Mundane Prep To Cure Classic Woes?

Holding a routine and gaining turnovers were keys listed by West Virginia head coach John Beilein as his team tries to win its first game away from home in four tries when it plays Marshall in the Capital Classic on Wednesday.

The Mountaineers, once ranked in the top 25, fell out after consecutive losses to Marquette and Notre Dame. WVU (14-4, 4-3 Big East) chased that with a home win over South Florida, but then lost at Cincinnati in an upset. Beilein stressed that he thought the Bearcats were a team that the Mountaineers could cause turnovers against. Yet after building a 24-10 edge early and leading by as many as 17 points, WVU's defense began to wilt on the interior and its shots failed to fall, leading to a 30-point swing as UC won 96-83 in overtime. West Virginia forced just six turnovers – UC had a whopping 17 assists in comparison – while committing 12, and that led to a lack of points via the break or even off the turnover.
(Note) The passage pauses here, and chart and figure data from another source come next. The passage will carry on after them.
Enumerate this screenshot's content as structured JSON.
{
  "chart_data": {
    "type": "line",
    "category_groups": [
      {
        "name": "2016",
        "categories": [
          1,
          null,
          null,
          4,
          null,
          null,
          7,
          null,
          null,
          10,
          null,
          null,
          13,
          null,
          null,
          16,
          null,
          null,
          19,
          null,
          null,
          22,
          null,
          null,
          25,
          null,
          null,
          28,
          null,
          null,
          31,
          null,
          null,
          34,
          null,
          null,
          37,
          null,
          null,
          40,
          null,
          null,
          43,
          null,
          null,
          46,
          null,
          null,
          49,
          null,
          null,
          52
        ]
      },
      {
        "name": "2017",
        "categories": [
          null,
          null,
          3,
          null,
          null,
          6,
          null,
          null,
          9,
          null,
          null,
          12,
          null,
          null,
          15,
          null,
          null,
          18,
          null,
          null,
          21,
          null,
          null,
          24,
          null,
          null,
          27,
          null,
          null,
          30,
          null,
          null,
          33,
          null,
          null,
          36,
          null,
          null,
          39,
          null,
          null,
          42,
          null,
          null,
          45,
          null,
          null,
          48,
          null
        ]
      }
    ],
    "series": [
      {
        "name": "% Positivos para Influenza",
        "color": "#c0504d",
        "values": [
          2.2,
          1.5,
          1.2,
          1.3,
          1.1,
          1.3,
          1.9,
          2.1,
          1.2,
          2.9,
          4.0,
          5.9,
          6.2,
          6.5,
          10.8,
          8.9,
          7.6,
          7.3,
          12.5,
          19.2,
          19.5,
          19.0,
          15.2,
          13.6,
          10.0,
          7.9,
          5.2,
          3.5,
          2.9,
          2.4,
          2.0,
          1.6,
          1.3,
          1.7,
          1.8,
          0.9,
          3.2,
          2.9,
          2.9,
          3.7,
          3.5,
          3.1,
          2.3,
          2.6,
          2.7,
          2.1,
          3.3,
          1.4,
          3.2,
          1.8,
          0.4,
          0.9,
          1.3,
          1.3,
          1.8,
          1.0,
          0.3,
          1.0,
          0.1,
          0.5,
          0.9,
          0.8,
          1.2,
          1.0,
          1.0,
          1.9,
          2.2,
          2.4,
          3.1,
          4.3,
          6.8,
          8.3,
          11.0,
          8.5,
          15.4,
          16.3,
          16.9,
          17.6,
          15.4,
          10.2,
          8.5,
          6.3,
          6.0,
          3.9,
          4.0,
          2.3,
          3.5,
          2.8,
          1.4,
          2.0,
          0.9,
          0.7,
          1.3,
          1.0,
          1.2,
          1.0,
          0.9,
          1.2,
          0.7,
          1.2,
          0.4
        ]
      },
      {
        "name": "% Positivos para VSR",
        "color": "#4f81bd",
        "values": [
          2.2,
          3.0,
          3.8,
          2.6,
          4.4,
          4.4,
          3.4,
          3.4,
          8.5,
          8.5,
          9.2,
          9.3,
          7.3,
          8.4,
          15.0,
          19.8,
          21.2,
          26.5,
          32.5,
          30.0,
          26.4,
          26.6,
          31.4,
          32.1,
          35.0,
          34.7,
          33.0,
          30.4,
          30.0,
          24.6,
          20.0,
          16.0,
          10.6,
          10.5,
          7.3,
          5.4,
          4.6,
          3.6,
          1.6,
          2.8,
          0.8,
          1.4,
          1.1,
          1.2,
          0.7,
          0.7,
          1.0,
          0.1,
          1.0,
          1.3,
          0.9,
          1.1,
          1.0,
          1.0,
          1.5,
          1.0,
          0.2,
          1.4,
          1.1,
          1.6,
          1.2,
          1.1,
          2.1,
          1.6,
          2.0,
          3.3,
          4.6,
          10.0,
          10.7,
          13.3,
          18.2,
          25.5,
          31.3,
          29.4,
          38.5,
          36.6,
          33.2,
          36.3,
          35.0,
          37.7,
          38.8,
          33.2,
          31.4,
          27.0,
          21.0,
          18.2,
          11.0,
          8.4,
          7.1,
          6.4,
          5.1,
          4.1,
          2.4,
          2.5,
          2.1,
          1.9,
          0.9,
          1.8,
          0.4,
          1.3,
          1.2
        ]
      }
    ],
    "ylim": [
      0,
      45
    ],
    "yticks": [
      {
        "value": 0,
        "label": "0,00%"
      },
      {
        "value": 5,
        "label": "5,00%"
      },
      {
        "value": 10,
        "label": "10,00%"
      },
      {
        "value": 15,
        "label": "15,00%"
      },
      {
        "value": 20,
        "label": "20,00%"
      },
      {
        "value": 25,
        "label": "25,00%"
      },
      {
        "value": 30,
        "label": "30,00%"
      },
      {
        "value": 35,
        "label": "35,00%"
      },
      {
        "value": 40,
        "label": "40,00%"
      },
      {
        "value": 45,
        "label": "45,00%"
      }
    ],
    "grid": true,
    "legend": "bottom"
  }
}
That turnover theme, harped upon all season by the fifth-year WVU coach, combined with the Mountaineers failing to hit outside shots and get into a flow because of the Bearcat press – something one can expect to see from Marshall – led to the scoring draughts and the eventual loss. The same could hold true in the Classic. Marshall has beaten West Virginia twice in a row largely because WVU failed to hit shots well in the Charleston Civic Center. That was once very much all the Mountaineers had on offense, and it remains a key part. But West Virginia had been able to back cut and hit short jumpers and work the inside game in combination with solid defensive efforts in earlier wins. That appears to have disappeared on the road, where teams are finding successes in the middle via passing to the wings and corner then hitting a cutter and by pressing and not allowing WVU to get into its offensive until the 23-25 second mark. Marshall (7-11, 2-3 C-USA) will certainly try the press, and if WVU can't fight through that and still manage good offensive possessions, it will have no chance to snap its road streak.

Too, West Virginia must force turnovers and prove effective on defense. It doesn't have to shoot well to win – at least not as much as past squads – but it cannot get ripped for 40-plus points in a half. Marshall, which choose in former games to play low-scoring affairs into the 50s, might instead try an uptempo game this time, figuring it can use its athletes and the press to again beat the Mountaineers.

"We are a much better team when we turn people over," Beilein said. "If we create those, we can win. The Cincinnati loss will hopefully be very helpful to us in the long run, help us understand the little things early in game and late in the game that we need to do."

Lost in the road skid is that West Virginia was also 14-4 after 18 games last season, albeit against considerably more difficult and proven competition. This game is a must-win if WVU expects to attempt to make an NCAA Tournament run, however, especially with two of the next three following coming on the road. Beilein said the best thing his team could do was to relax and stage the same setup for this game as for any other, though the tendency is to desire changes that might lead to the same thin in the win-loss column.

"This is not a new experience for us," Beilein said. "There is more of an advantage in having the same routine. We'll go down and practice, shot around like we have. We have guys that have played there. The arena is the same for both teams. It is loud and there is energy in that building that is incredible. We have our fans and Marshall has a lot of fans. It's a great night for everyone. We try not to get hung up on when the game is. It would be nice to play it in December, but if we don't, that's fine. If this is when the legislature wants it, then that's when we play."

Marshall has won consecutive games entering, including a 79-73 win at Tulsa, just its second win away from home this season. But the Herd has committed 287 turnovers and forced just 254, seemingly giving West Virginia an edge in that category. MU has 244 assists, a 0.9 assist-to-turnover ratio far from West Virginia's 1.6 (319 assists to 201 turnovers). The defense has averaged 5.4 steals per game to foes' 7.3, so any pressure would be used as a slowdown measure only and not as one that would gain many transition points against a team that takes care of the ball as well as the Mountaineers.

Note: Beilein, on being ranked in the Top 25 again: "People ask me that. Certainly not, right now. We have a long way to go before we get back into that situation. It's a maturation we have to go through. It will take time. We certainly should not be there yet."